A subway is much easier to ride than a bus when foreigners try to scramble around an unfamiliar country. Taipei became friendlier to me when its MRT System opened in the late 1990s. I could go north or south, east or west as I pleased without any help from local friends. I look forward to doing the same in Kaohsiung on my next visit as a new KMRT System opened in late 2008. I happened to be in Montreal and was honored with a free ride when it opened its French rubber tire metro system in 1966.

I was excited when Edit, my Hungarian friend, told me that Budapest has one of the oldest subway systems in the world - the Millennium Subway. The decision to have a subway was made when three cities, Buda, Obuda and Pest merged into one in 1873 in commemoration of the 1,000th anniversary of Magyarok by Emperor Franz Joseph. It seemed Budapest was then competing with its rival city Vienna. Coincidentally, cities like London, New York and Chicago were all planning underground railways, but using steam locomotives. The change from locomotives to electric vehicles came after 1900, London in 1902, and New York 1904 (Interborough Rapid Transit – 9th Ave line).

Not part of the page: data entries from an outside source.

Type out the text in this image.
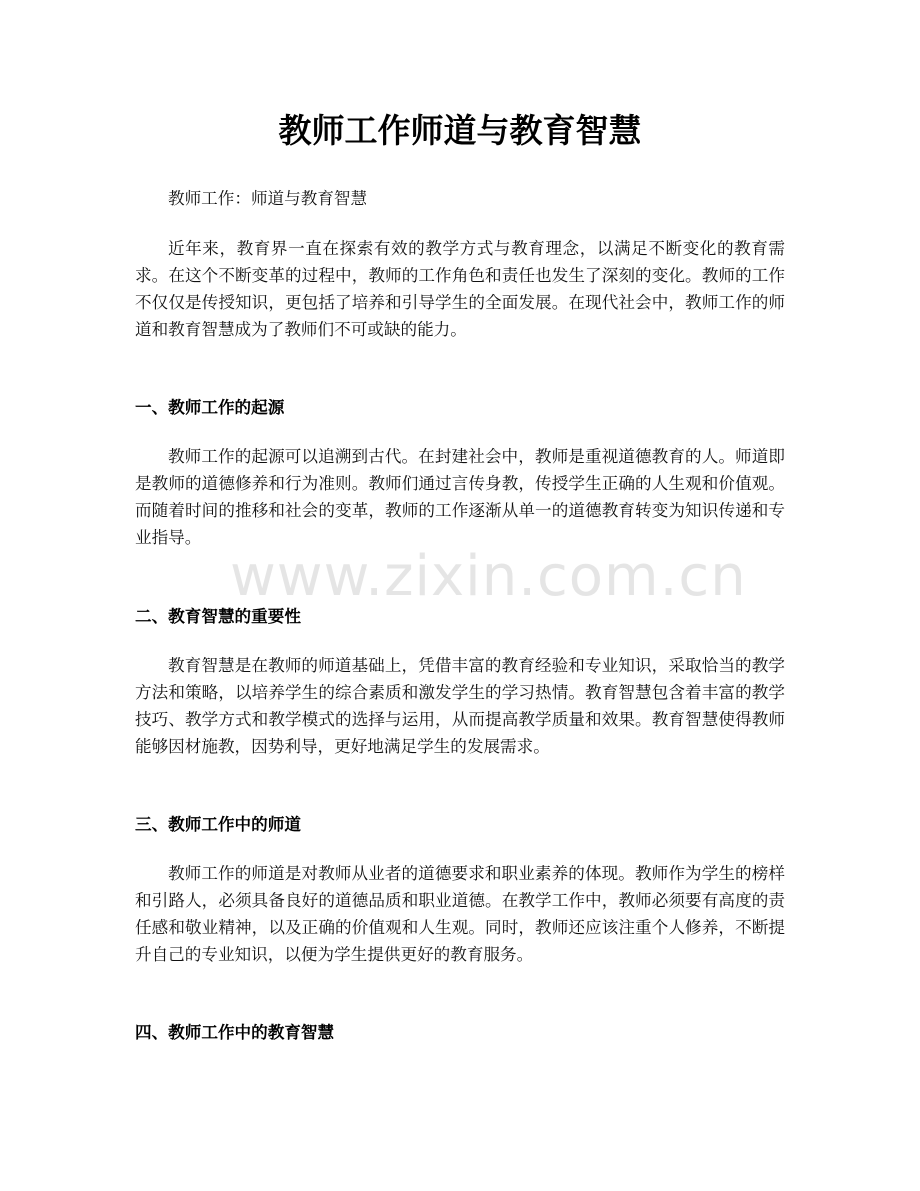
教师工作师道与教育智慧

教师工作：师道与教育智慧

近年来，教育界一直在探索有效的教学方式与教育理念，以满足不断变化的教育需求。在这个不断变革的过程中，教师的工作角色和责任也发生了深刻的变化。教师的工作不仅仅是传授知识，更包括了培养和引导学生的全面发展。在现代社会中，教师工作的师道和教育智慧成为了教师们不可或缺的能力。

一、教师工作的起源

教师工作的起源可以追溯到古代。在封建社会中，教师是重视道德教育的人。师道即是教师的道德修养和行为准则。教师们通过言传身教，传授学生正确的人生观和价值观。而随着时间的推移和社会的变革，教师的工作逐渐从单一的道德教育转变为知识传递和专业指导。

二、教育智慧的重要性

教育智慧是在教师的师道基础上，凭借丰富的教育经验和专业知识，采取恰当的教学方法和策略，以培养学生的综合素质和激发学生的学习热情。教育智慧包含着丰富的教学技巧、教学方式和教学模式的选择与运用，从而提高教学质量和效果。教育智慧使得教师能够因材施教，因势利导，更好地满足学生的发展需求。

三、教师工作中的师道

教师工作的师道是对教师从业者的道德要求和职业素养的体现。教师作为学生的榜样和引路人，必须具备良好的道德品质和职业道德。在教学工作中，教师必须要有高度的责任感和敬业精神，以及正确的价值观和人生观。同时，教师还应该注重个人修养，不断提升自己的专业知识，以便为学生提供更好的教育服务。

四、教师工作中的教育智慧
www.zixin.com.cn
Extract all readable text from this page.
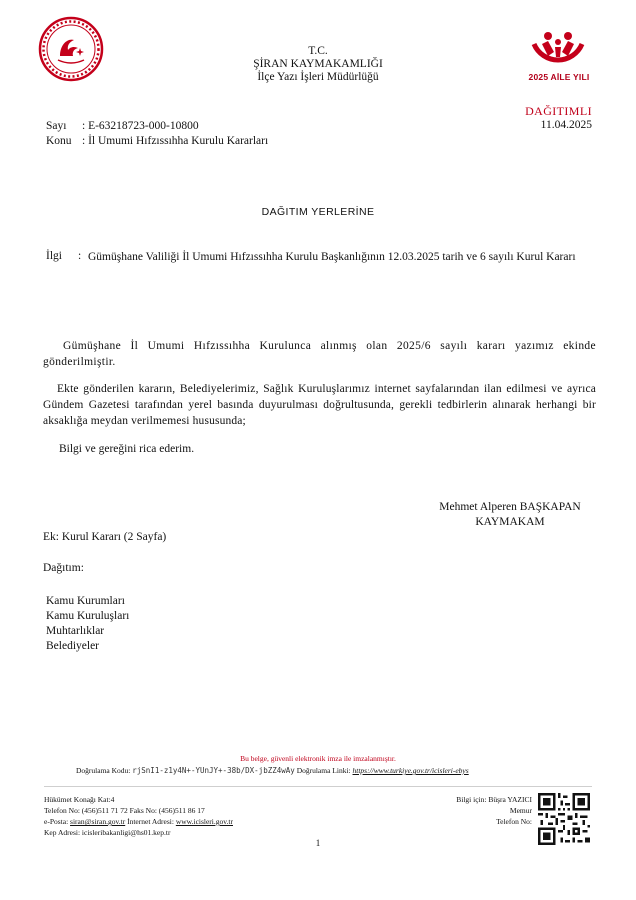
2025 AİLE YILI
T.C.
ŞİRAN KAYMAKAMLIĞI
İlçe Yazı İşleri Müdürlüğü
DAĞITIMLI
11.04.2025
Sayı : E-63218723-000-10800
Konu : İl Umumi Hıfzıssıhha Kurulu Kararları
DAĞITIM YERLERİNE
İlgi : Gümüşhane Valiliği İl Umumi Hıfzıssıhha Kurulu Başkanlığının 12.03.2025 tarih ve 6 sayılı Kurul Kararı
Gümüşhane İl Umumi Hıfzıssıhha Kurulunca alınmış olan 2025/6 sayılı kararı yazımız ekinde gönderilmiştir.
Ekte gönderilen kararın, Belediyelerimiz, Sağlık Kuruluşlarımız internet sayfalarından ilan edilmesi ve ayrıca Gündem Gazetesi tarafından yerel basında duyurulması doğrultusunda, gerekli tedbirlerin alınarak herhangi bir aksaklığa meydan verilmemesi hususunda;
Bilgi ve gereğini rica ederim.
Mehmet Alperen BAŞKAPAN
KAYMAKAM
Ek: Kurul Kararı (2 Sayfa)
Dağıtım:
Kamu Kurumları
Kamu Kuruluşları
Muhtarlıklar
Belediyeler
Bu belge, güvenli elektronik imza ile imzalanmıştır.
Doğrulama Kodu: rjSnI1-z1y4N+-YUnJY+-38b/DX-jbZZ4wAy Doğrulama Linki: https://www.turkiye.gov.tr/icisleri-ebys
Hükümet Konağı Kat:4
Telefon No: (456)511 71 72 Faks No: (456)511 86 17
e-Posta: siran@siran.gov.tr İnternet Adresi: www.icisleri.gov.tr
Kep Adresi: icisleribakanligi@hs01.kep.tr
Bilgi için: Büşra YAZICI
Memur
Telefon No:
1
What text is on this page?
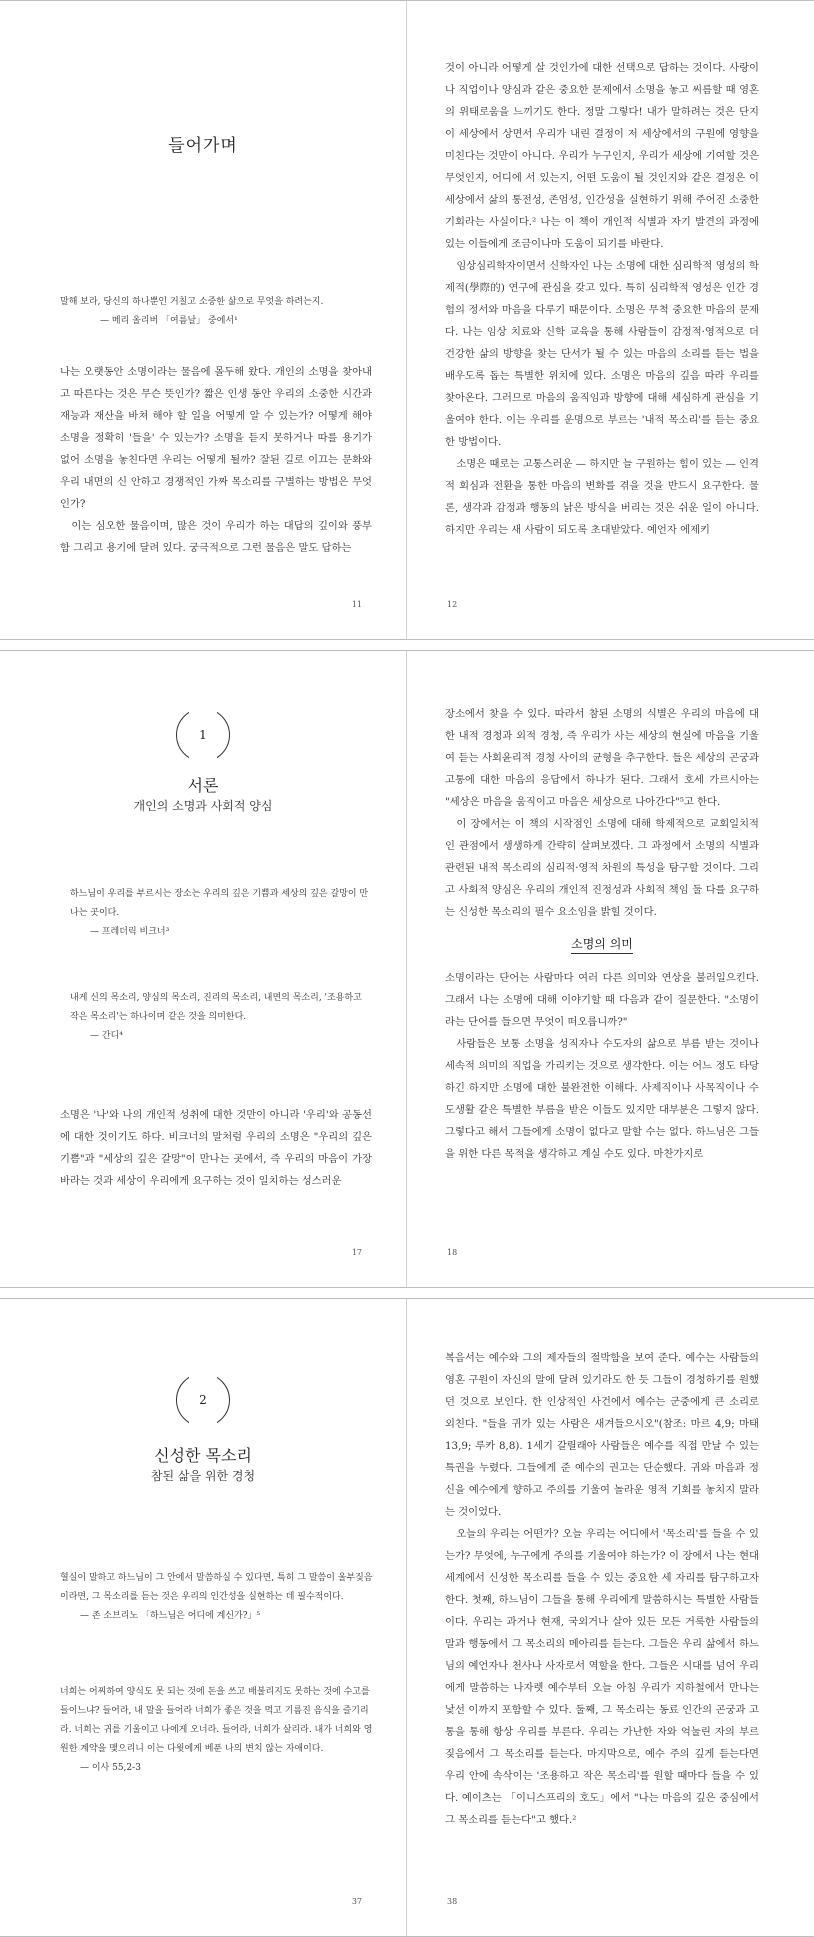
들어가며
말해 보라, 당신의 하나뿐인 거칠고 소중한 삶으로 무엇을 하려는지.
— 메리 올리버 「여름날」 중에서¹

나는 오랫동안 소명이라는 물음에 몰두해 왔다. 개인의 소명을 찾아내고 따른다는 것은 무슨 뜻인가? 짧은 인생 동안 우리의 소중한 시간과 재능과 재산을 바쳐 해야 할 일을 어떻게 알 수 있는가? 어떻게 해야 소명을 정확히 '들을' 수 있는가? 소명을 듣지 못하거나 따를 용기가 없어 소명을 놓친다면 우리는 어떻게 될까? 잘된 길로 이끄는 문화와 우리 내면의 신 안하고 경쟁적인 가짜 목소리를 구별하는 방법은 무엇인가?

이는 심오한 물음이며, 많은 것이 우리가 하는 대답의 깊이와 풍부함 그리고 용기에 달려 있다. 궁극적으로 그런 물음은 말도 답하는

11

것이 아니라 어떻게 살 것인가에 대한 선택으로 답하는 것이다. 사랑이나 직업이나 양심과 같은 중요한 문제에서 소명을 놓고 씨름할 때 영혼의 위태로움을 느끼기도 한다. 정말 그렇다! 내가 말하려는 것은 단지 이 세상에서 상면서 우리가 내린 결정이 저 세상에서의 구원에 영향을 미친다는 것만이 아니다. 우리가 누구인지, 우리가 세상에 기여할 것은 무엇인지, 어디에 서 있는지, 어떤 도움이 될 것인지와 같은 결정은 이 세상에서 삶의 통전성, 존엄성, 인간성을 실현하기 위해 주어진 소중한 기회라는 사실이다.² 나는 이 책이 개인적 식별과 자기 발견의 과정에 있는 이들에게 조금이나마 도움이 되기를 바란다.

임상심리학자이면서 신학자인 나는 소명에 대한 심리학적 영성의 학제적(學際的) 연구에 관심을 갖고 있다. 특히 심리학적 영성은 인간 경험의 정서와 마음을 다루기 때문이다. 소명은 무척 중요한 마음의 문제다. 나는 임상 치료와 신학 교육을 통해 사람들이 감정적·영적으로 더 건강한 삶의 방향을 찾는 단서가 될 수 있는 마음의 소리를 듣는 법을 배우도록 돕는 특별한 위치에 있다. 소명은 마음의 깊음 따라 우리를 찾아온다. 그러므로 마음의 움직임과 방향에 대해 세심하게 관심을 기울여야 한다. 이는 우리를 운명으로 부르는 '내적 목소리'를 듣는 중요한 방법이다.

소명은 때로는 고통스러운 — 하지만 늘 구원하는 힘이 있는 — 인격적 회심과 전환을 통한 마음의 변화를 겪을 것을 반드시 요구한다. 물론, 생각과 감정과 행동의 낡은 방식을 버리는 것은 쉬운 일이 아니다. 하지만 우리는 새 사람이 되도록 초대받았다. 예언자 에제키

12
1
서론
개인의 소명과 사회적 양심
하느님이 우리를 부르시는 장소는 우리의 깊은 기쁨과 세상의 깊은 갈망이 만나는 곳이다.
— 프레더릭 비크너³
내게 신의 목소리, 양심의 목소리, 진리의 목소리, 내면의 목소리, '조용하고 작은 목소리'는 하나이며 같은 것을 의미한다.
— 간디⁴

소명은 '나'와 나의 개인적 성취에 대한 것만이 아니라 '우리'와 공동선에 대한 것이기도 하다. 비크너의 말처럼 우리의 소명은 "우리의 깊은 기쁨"과 "세상의 깊은 갈망"이 만나는 곳에서, 즉 우리의 마음이 가장 바라는 것과 세상이 우리에게 요구하는 것이 일치하는 성스러운

17

장소에서 찾을 수 있다. 따라서 참된 소명의 식별은 우리의 마음에 대한 내적 경청과 외적 경청, 즉 우리가 사는 세상의 현실에 마음을 기울여 듣는 사회윤리적 경청 사이의 균형을 추구한다. 들은 세상의 곤궁과 고통에 대한 마음의 응답에서 하나가 된다. 그래서 호세 가르시아는 "세상은 마음을 움직이고 마음은 세상으로 나아간다"⁵고 한다.

이 장에서는 이 책의 시작점인 소명에 대해 학제적으로 교회일치적인 관점에서 생생하게 간략히 살펴보겠다. 그 과정에서 소명의 식별과 관련된 내적 목소리의 심리적·영적 차원의 특성을 탐구할 것이다. 그리고 사회적 양심은 우리의 개인적 진정성과 사회적 책임 둘 다를 요구하는 신성한 목소리의 필수 요소임을 밝힐 것이다.

소명의 의미

소명이라는 단어는 사람마다 여러 다른 의미와 연상을 불러일으킨다. 그래서 나는 소명에 대해 이야기할 때 다음과 같이 질문한다. "소명이라는 단어를 들으면 무엇이 떠오릅니까?"

사람들은 보통 소명을 성직자나 수도자의 삶으로 부름 받는 것이나 세속적 의미의 직업을 가리키는 것으로 생각한다. 이는 어느 정도 타당하긴 하지만 소명에 대한 불완전한 이해다. 사제직이나 사목직이나 수도생활 같은 특별한 부름을 받은 이들도 있지만 대부분은 그렇지 않다. 그렇다고 해서 그들에게 소명이 없다고 말할 수는 없다. 하느님은 그들을 위한 다른 목적을 생각하고 계실 수도 있다. 마찬가지로

18
2
신성한 목소리
참된 삶을 위한 경청
혈실이 말하고 하느님이 그 안에서 말씀하실 수 있다면, 특히 그 말씀이 울부짖음이라면, 그 목소리를 듣는 것은 우리의 인간성을 실현하는 데 필수적이다.
— 존 소브리노 「하느님은 어디에 계신가?」⁵
너희는 어찌하여 양식도 못 되는 것에 돈을 쓰고 배불리지도 못하는 것에 수고를 들이느냐? 들어라, 내 말을 들어라 너희가 좋은 것을 먹고 기름진 음식을 즐기리라. 너희는 귀를 기울이고 나에게 오너라. 들어라, 너희가 살리라. 내가 너희와 영원한 계약을 맺으리니 이는 다윗에게 베푼 나의 변치 않는 자애이다.
— 이사 55,2-3
37

복음서는 예수와 그의 제자들의 절박함을 보여 준다. 예수는 사람들의 영혼 구원이 자신의 말에 달려 있기라도 한 듯 그들이 경청하기를 원했던 것으로 보인다. 한 인상적인 사건에서 예수는 군중에게 큰 소리로 외친다. "들을 귀가 있는 사람은 새겨들으시오"(참조: 마르 4,9; 마태 13,9; 루카 8,8). 1세기 갈릴래아 사람들은 예수를 직접 만날 수 있는 특권을 누렸다. 그들에게 준 예수의 권고는 단순했다. 귀와 마음과 정신을 예수에게 향하고 주의를 기울여 놀라운 영적 기회를 놓치지 말라는 것이었다.

오늘의 우리는 어떤가? 오늘 우리는 어디에서 '목소리'를 들을 수 있는가? 무엇에, 누구에게 주의를 기울여야 하는가? 이 장에서 나는 현대 세계에서 신성한 목소리를 들을 수 있는 중요한 세 자리를 탐구하고자 한다. 첫째, 하느님이 그들을 통해 우리에게 말씀하시는 특별한 사람들이다. 우리는 과거나 현재, 국외거나 살아 있든 모든 거룩한 사람들의 말과 행동에서 그 목소리의 메아리를 듣는다. 그들은 우리 삶에서 하느님의 예언자나 천사나 사자로서 역할을 한다. 그들은 시대를 넘어 우리에게 말씀하는 나자렛 예수부터 오늘 아침 우리가 지하철에서 만나는 낯선 이까지 포함할 수 있다. 둘째, 그 목소리는 동료 인간의 곤궁과 고통을 통해 항상 우리를 부른다. 우리는 가난한 자와 억눌린 자의 부르짖음에서 그 목소리를 듣는다. 마지막으로, 예수 주의 깊게 듣는다면 우리 안에 속삭이는 '조용하고 작은 목소리'를 원할 때마다 들을 수 있다. 예이츠는 「이니스프리의 호도」에서 "나는 마음의 깊은 중심에서 그 목소리를 듣는다"고 했다.²

38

For Hungarian metro, two local firms and German Siemens & Halske AG worked together to build the line entirely from the surface using a cut and cover method. Called Franz Joseph Line, the length of line is 3.68 kilometers of which 3.22 kiloneters ran underground. The service started on May 2, 1896. Therefore this line subway is petty shallow, just about 5 meters deep. You can jump into a car in under 10 seconds if you so desire.

Today, the subway system has 3 lines totaling 32 kilometers, color coded in yellow (Millennium line), blue (opened 1976, north to south), red (opened in 1970, east to west) and one line under construction scheduled to open in 2012. Daily users total 1.3 million people.

In 2002, this Millennium line, along with the Andrassy ut running on top of the subway got the World Heritage designation. Andrassy ut is an iconic boulevard, compared with Paris’ Chanselise, linked with notable spots like Opera House, the House of Terror, Memorial Houses of Franz Liszt and Lolton Kadraly, Heroe’s and Elizabeth Squares.

There's a subway museum you can visit near the Deak Frerenc Station where you can view some of the original cars.